As November wraps up and many hunting seasons slowly come to an end, it's important for us to remember a sometimes thankless job that's so important to our state.

Conservation officers, aka game wardens, with the South Dakota Game, Fish & Parks Department have been working hard for the past few months doing their best to ensure outdoor enthusiasts are staying within the confines of laws to protect our natural resources.

But does our state have enough conservation officers? We think there's a definite need for more.

A lot of game is open for hunting in South Dakota right now. Deer, pheasants and waterfowl are available hunting opportunities, while fishing from boats is a luxury as today hits December.

And right there, speckled throughout the state, are GF&P conservation officers to keep our outdoor heritage strong for the coming decades.

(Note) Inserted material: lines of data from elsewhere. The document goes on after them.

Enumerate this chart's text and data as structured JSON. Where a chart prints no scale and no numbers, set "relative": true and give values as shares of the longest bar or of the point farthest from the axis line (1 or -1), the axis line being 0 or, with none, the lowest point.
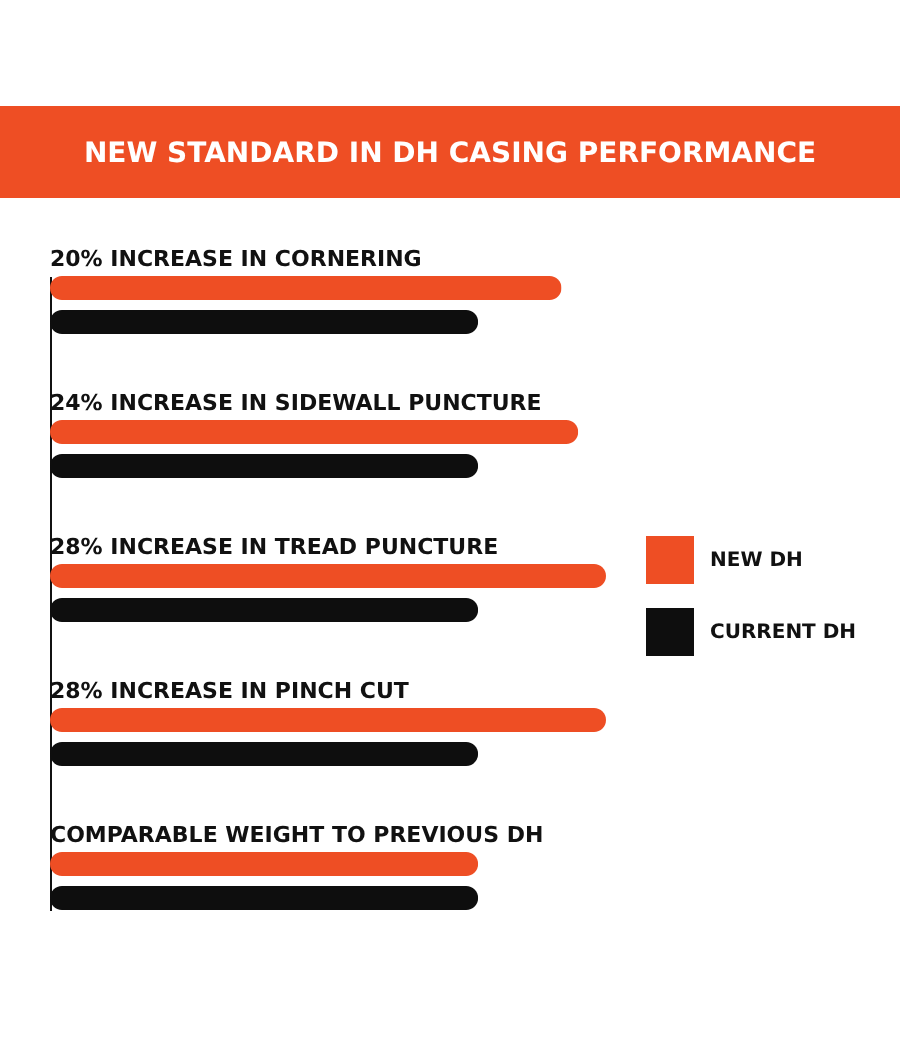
{
  "chart_data": {
    "type": "bar",
    "title": "NEW STANDARD IN DH CASING PERFORMANCE",
    "orientation": "horizontal",
    "relative": true,
    "legend": "right",
    "categories": [
      "20% INCREASE IN CORNERING",
      "24% INCREASE IN SIDEWALL PUNCTURE",
      "28% INCREASE IN TREAD PUNCTURE",
      "28% INCREASE IN PINCH CUT",
      "COMPARABLE WEIGHT TO PREVIOUS DH"
    ],
    "series": [
      {
        "name": "NEW DH",
        "color": "#ee4e24",
        "values": [
          0.92,
          0.95,
          1,
          1,
          0.77
        ]
      },
      {
        "name": "CURRENT DH",
        "color": "#0e0e0e",
        "values": [
          0.77,
          0.77,
          0.77,
          0.77,
          0.77
        ]
      }
    ]
  }
}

The goal for all conservation officers is for complete compliance — for everyone to abide by laws, which are set to hold game populations at suitable levels.

But not everyone follows the laws. And, perhaps because now's hunting season, we've noticed more people are violating laws.

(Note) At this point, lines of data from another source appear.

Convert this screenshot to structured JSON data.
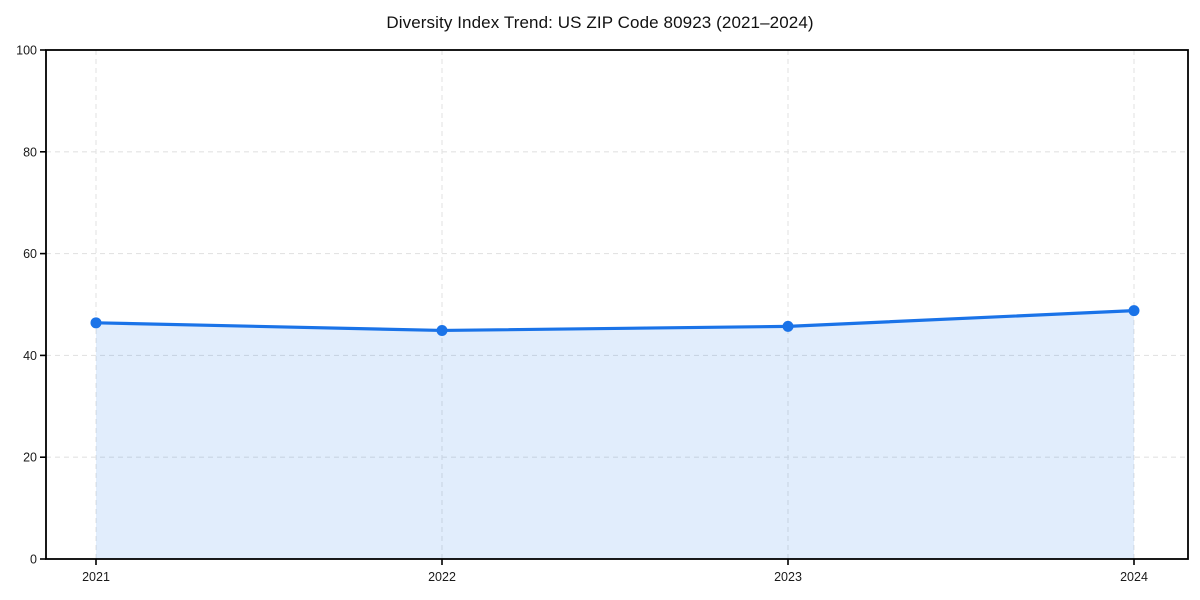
{
  "chart_data": {
    "type": "area",
    "title": "Diversity Index Trend: US ZIP Code 80923 (2021–2024)",
    "categories": [
      "2021",
      "2022",
      "2023",
      "2024"
    ],
    "values": [
      46.4,
      44.9,
      45.7,
      48.8
    ],
    "xlabel": "",
    "ylabel": "",
    "ylim": [
      0,
      100
    ],
    "yticks": [
      0,
      20,
      40,
      60,
      80,
      100
    ],
    "grid": true,
    "grid_style": "dashed",
    "legend": "none",
    "marker": "circle",
    "colors": {
      "line": "#1a73e8",
      "fill_rgba": "26,115,232,0.13",
      "grid": "#e3e3e3",
      "axis": "#000000",
      "tick_text": "#1a1a1a",
      "background": "#ffffff"
    }
  }
}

This month, GF&P has asked for the public's help in a couple cases in Lyman County in which someone shot pheasants and Canada geese, did not harvest the meat and dumped the carcasses to be wasted. Another case from West River showed a large mule deer that was poached and left unharvested.

On the same note, a recent GF&P law enforcement report showed there was a 17 percent increase in violations in 2016 compared to the previous year. Those violations included everything from trespass, over the limit, drug violations and more.

The state has about 80 certified conservation officers to cover about 77,000 square miles. On average, that's more than 900 that each conservation officer is responsible for.

These men and women work extremely hard. They're on duty during nights and weekends and, in our experiences, they're very professional. In addition, they also assist traditional law enforcement agencies as conservation officers are trained law enforcement.

As more people attempt to break state game laws and as all crime rises in South Dakota, state officials need to seriously think about boosting the number of conservation officers here. South Dakota residents and a large majority of the state's tourists love the outdoor opportunities we have.

To keep those traditions strong, GF&P's law enforcement agency could use a boost.